Final answer:
To write a polynomial function with given zeros, one must create factors from each zero and multiply them. The zeros 1, 1, and 2 translate into the factors (x - 1), (x - 1), and (x - 2). The correct polynomial function in standard form is Option A: (x - 1)(x - 1)(x - 2).
Step-by-step explanation:
Writing a Polynomial Function with Given Zeros
To write a polynomial function with given zeros, we use the fact that if a number is a zero of a polynomial, the factor corresponding to that zero is (x - zero). The given zeros are 1, 1, and 2; therefore, we have (x - 1), (x - 1), and (x - 2) as the factors of the polynomial.

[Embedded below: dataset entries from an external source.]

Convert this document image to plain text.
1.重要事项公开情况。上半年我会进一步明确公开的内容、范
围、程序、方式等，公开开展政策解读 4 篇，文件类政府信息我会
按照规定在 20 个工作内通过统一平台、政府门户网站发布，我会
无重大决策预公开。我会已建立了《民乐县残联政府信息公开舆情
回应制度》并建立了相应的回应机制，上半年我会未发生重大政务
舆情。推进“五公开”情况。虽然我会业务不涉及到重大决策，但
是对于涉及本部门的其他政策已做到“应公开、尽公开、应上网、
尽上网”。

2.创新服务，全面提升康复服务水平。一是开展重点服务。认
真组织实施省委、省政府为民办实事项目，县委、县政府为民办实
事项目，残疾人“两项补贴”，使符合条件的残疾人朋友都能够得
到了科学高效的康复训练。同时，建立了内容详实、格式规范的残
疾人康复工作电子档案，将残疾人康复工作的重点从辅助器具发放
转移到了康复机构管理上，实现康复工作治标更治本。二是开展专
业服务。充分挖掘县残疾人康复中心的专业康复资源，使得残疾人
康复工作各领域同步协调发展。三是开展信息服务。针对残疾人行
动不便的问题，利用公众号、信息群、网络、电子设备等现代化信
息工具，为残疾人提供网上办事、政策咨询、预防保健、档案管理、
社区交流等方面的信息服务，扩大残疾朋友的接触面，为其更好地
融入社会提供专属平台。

The question provides multiple choices and asks us to select the polynomial in standard form. Multiplying the factors will give us the polynomial:
- (x - 1) times itself since the zero of 1 is repeated.
- (x - 2) for the zero of 2.
Now we multiply these factors:
(x - 1)(x - 1) = x² - 2x + 1
Then, we multiply this result by (x - 2) to get the final polynomial:
(x² - 2x + 1)(x - 2) = x³ - 2x² + x - 2x² + 4x - 2
Combine like terms to get:
x³ - 4x² + 5x - 2
This is the polynomial in standard form. Looking at the choices provided, the correct answer is (x - 1)(x - 1)(x - 2), which corresponds to Option A.